An added feature of the night will be the showing of the short movie ‘ The Fishermans Son’. Both films are part of Patagonia’s new initiative, The New Localism.
To learn more visit: www.patagonia.com.au/thenewlocalism
Doors will open at 5.30pm for 7.00pm start. Food and drinks available
Gerry Lopez first surfed Uluwatu in 1974. The Hawaiian surfer had seen a photo of good friend, Wayne Lynch surfing the wave and followed the clues to Bali. When he eventually found it he paddled out alone.
The ‘Island of the Gods’ was still a well-kept surfing secret and shrouded in mysticism. Lopez and his crew scored perfect surf, and the experience resonated deeply with him. “We thought we’d died and gone to heaven,” he recalls.
Forty years later Gerry returned to Uluwatu, to host a yoga retreat, get a few waves between classes, and reconnect with a piece of his past.Uluwatu had changed. The old dirt track out to the wave was now a road, log jammed with tourists, the white cliffs were now studded with stucco resorts, and the empty waves Gerry had surfed in 1974 were now full of surfers. He also found that the pristine local environment was straining to cope with the pressure of development.
But over the course of a week Gerry reconnected with the spirit of the place, and found that the more things change…
In the film, Gerry uses Uluwatu – and surfing – as a metaphor for change. Gerry’s message is that change is inevitable, and we should see it, accept it, live in the moment and positively guide that change. There’s a wider message in the film that extends beyond the Bukit and Bali and beyond surfing.
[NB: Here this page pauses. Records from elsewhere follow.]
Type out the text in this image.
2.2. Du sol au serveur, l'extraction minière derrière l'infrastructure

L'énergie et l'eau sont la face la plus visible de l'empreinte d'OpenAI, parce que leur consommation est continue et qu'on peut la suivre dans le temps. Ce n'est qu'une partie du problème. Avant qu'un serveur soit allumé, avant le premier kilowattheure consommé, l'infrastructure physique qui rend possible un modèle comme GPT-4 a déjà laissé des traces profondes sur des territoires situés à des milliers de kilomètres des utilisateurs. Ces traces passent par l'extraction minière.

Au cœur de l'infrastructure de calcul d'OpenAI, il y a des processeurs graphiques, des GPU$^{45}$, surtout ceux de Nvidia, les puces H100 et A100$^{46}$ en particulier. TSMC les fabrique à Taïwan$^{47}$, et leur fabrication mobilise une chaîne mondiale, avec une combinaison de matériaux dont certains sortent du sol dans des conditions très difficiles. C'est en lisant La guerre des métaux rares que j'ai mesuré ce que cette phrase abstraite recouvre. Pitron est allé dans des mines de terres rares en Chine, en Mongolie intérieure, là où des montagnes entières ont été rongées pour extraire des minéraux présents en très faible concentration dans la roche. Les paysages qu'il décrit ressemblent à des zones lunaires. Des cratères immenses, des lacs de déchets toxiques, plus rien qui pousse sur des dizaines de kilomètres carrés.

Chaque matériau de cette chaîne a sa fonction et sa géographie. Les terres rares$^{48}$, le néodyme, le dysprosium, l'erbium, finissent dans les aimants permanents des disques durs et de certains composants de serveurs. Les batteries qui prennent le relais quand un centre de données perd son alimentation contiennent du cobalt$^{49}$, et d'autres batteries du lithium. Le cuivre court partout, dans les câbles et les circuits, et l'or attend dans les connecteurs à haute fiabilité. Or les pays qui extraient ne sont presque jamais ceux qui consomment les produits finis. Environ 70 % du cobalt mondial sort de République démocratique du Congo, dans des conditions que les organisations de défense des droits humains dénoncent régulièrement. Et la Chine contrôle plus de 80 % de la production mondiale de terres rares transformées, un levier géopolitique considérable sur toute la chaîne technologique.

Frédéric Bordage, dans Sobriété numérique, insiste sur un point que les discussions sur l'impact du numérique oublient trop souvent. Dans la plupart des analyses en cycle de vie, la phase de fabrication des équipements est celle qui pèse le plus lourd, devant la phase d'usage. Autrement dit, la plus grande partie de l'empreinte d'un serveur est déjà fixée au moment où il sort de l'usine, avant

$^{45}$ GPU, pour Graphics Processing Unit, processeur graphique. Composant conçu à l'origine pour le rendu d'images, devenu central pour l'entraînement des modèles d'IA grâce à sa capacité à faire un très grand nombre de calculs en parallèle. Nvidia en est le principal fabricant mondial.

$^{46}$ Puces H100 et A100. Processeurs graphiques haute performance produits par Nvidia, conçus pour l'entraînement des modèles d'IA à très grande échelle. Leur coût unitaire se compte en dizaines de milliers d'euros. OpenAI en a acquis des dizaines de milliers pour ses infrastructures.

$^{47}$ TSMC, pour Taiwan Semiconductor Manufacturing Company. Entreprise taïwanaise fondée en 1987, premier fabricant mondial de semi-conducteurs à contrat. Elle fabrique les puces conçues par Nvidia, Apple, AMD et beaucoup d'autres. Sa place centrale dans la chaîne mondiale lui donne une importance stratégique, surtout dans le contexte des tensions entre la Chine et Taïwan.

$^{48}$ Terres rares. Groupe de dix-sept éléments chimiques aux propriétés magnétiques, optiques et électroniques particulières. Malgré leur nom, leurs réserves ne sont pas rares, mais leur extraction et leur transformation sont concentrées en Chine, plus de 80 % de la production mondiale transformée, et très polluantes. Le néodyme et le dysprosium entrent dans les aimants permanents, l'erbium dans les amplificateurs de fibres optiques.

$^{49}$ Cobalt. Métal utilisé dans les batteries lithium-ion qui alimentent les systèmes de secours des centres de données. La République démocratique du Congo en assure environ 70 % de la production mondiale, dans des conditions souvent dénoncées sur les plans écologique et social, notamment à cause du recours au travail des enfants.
“Surfing is such a great metaphor for life,” says Gerry, “because out in the ocean everything is moving, I mean nothing holds still for you. With snowboarding it does, the mountain, more or less, holds still for you when you are riding it. But in the ocean everything is just in constant motion and life is really the same way. If you don’t move with it, life just passes you right by. So from surfing you learn a great and really wonderful lesson that you have to move with it, to be in the moment spontaneously and to go with the flow smoothly.”
Born and raised at Punta de Lobos, Ramőn Navaro found his passion riding the biggest waves on the planet. But his accomplishments in giant surf are just one of a bigger vision to protect the culture and environment of the Chilean coast.